Yes. Using ipratropium with other treatments can help children who are having a severe asthma attack.
Usually, a quick-relief inhaler will help bring your child's asthma attack under control. But if the attack is severe and this doesn't work, your child might need treatment in hospital. In hospital, your child may be given ipratropium at the same time as a quick-relief inhaler. This combination should work better than a quick-relief inhaler on its own.
What is it?
Ipratropium is a treatment for severe asthma attacks. It's used in hospital together with quick-relief inhalers, such as salbutamol and terbutaline. Your child's doctor may suggest ipratropium if quick-relief inhalers don't work on their own.
The brand name for ipratropium is Atrovent. Your child breathes it in through an inhaler, spacer, or nebuliser. They'll probably be given several doses, 20 or 30 minutes apart. To learn more about inhalers, spacers, and nebulisers, see How to take asthma drugs).
How can it help?
Adding ipratropium to treatment with a quick-relief inhaler: 
Can help bring the asthma attack under control
Can improve how well your child's lungs are working and help them breathe more easily
Can improve their symptoms enough to go home (or stay home), and reduce their chances of being admitted to hospital from the accident and emergency department.

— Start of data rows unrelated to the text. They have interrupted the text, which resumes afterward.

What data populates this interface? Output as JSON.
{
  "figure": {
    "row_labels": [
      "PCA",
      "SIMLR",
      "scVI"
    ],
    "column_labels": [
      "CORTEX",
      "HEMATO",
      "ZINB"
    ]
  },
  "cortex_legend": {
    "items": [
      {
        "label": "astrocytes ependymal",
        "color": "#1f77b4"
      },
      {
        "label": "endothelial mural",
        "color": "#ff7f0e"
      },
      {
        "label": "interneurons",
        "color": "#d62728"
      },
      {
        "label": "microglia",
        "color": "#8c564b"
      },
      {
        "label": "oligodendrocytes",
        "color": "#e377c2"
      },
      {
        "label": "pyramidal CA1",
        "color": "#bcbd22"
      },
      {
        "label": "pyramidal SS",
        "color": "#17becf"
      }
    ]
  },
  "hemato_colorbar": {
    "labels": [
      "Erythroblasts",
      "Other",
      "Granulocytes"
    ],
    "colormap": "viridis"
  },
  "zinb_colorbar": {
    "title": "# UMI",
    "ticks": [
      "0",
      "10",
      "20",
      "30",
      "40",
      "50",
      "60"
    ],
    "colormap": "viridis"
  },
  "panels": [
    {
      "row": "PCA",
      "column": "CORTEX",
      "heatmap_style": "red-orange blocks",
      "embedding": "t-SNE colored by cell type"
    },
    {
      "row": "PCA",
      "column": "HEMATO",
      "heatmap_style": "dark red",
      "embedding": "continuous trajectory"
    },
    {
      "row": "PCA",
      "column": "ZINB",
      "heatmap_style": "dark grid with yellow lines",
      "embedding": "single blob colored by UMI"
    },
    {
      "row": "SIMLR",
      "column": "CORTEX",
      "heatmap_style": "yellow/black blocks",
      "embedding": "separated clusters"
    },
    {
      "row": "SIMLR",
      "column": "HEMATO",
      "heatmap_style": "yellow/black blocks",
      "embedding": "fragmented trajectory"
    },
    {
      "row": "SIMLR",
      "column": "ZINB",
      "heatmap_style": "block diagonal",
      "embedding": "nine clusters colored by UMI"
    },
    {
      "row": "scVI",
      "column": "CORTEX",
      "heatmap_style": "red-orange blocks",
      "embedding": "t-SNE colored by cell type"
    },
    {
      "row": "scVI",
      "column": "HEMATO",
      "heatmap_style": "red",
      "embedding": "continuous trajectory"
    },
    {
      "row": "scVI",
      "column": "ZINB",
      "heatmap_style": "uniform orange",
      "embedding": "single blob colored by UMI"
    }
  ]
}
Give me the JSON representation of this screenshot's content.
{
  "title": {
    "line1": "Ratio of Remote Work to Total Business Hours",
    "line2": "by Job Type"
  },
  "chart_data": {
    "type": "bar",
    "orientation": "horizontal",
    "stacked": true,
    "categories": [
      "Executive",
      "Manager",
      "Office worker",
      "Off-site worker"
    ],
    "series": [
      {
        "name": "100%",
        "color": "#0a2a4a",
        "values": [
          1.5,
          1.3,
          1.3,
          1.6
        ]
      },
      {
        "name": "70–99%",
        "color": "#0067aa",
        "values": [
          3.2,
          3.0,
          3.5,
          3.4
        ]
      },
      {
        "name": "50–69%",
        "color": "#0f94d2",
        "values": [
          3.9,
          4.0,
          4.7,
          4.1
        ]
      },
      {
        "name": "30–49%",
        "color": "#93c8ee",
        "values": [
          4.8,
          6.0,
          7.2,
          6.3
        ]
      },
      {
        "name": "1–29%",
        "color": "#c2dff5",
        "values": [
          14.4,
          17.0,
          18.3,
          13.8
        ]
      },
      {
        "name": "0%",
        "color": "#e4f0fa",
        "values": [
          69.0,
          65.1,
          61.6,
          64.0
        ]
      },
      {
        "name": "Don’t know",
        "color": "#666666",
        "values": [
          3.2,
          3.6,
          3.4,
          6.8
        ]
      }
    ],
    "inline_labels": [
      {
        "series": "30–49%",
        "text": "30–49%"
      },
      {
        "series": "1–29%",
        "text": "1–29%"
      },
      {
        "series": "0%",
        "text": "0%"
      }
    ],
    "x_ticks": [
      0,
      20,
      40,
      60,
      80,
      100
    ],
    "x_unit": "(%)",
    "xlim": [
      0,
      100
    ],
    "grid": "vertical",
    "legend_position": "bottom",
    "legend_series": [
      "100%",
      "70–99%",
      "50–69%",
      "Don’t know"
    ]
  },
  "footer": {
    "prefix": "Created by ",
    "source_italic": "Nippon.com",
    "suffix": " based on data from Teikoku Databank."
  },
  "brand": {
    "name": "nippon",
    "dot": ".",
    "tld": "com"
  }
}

One study shows that ipratropium works best in the early stages of an asthma attack. Once your child is getting better, adding ipratropium to their other treatments probably won't help. 
How does it work?
Ipratropium and the quick-relief treatments salbutamol and terbutaline quickly open up your child's airways. During an asthma attack, the muscles in your child's airways go into spasm, making the airways narrower. Ipratropium and quick-relief treatments such as salbutamol relax the muscles, widen the airways, and make it easier for your child to breathe.
Although ipratropium and quick-relief treatments do the same thing, they do it in different ways.   So, for some children, using both treatments together works better than using one on its own.
Can it be harmful?
If your child takes ipratropium, he or she may get a dry mouth, nose, and throat, as the drug can stop the body from making enough mucus. The drug may increase wheezing in some children. It can also make your heart beat faster. 
We cannot say for certain whether taking ipratropium bromide together with salbutamol or terbutaline increases the chances of side effects. Most studies found no increase in side effects, even in children who had several doses of ipratropium. 
Take care that your child does not spray the ipratropium inhaler into their eyes. It can cause blurred vision, and increase the pressure inside the eye. 
How good is the research on ipratropium from an inhaler to treat more severe asthma attacks?
There is reasonably good evidence that taking ipratropium along with salbutamol or terbutaline can help relieve an asthma attack in some children.  
A good review of the research looked at the results of 13 separate studies.  It found that taking ipratropium with a quick-relief inhaler worked better than a quick-relief inhaler on its own.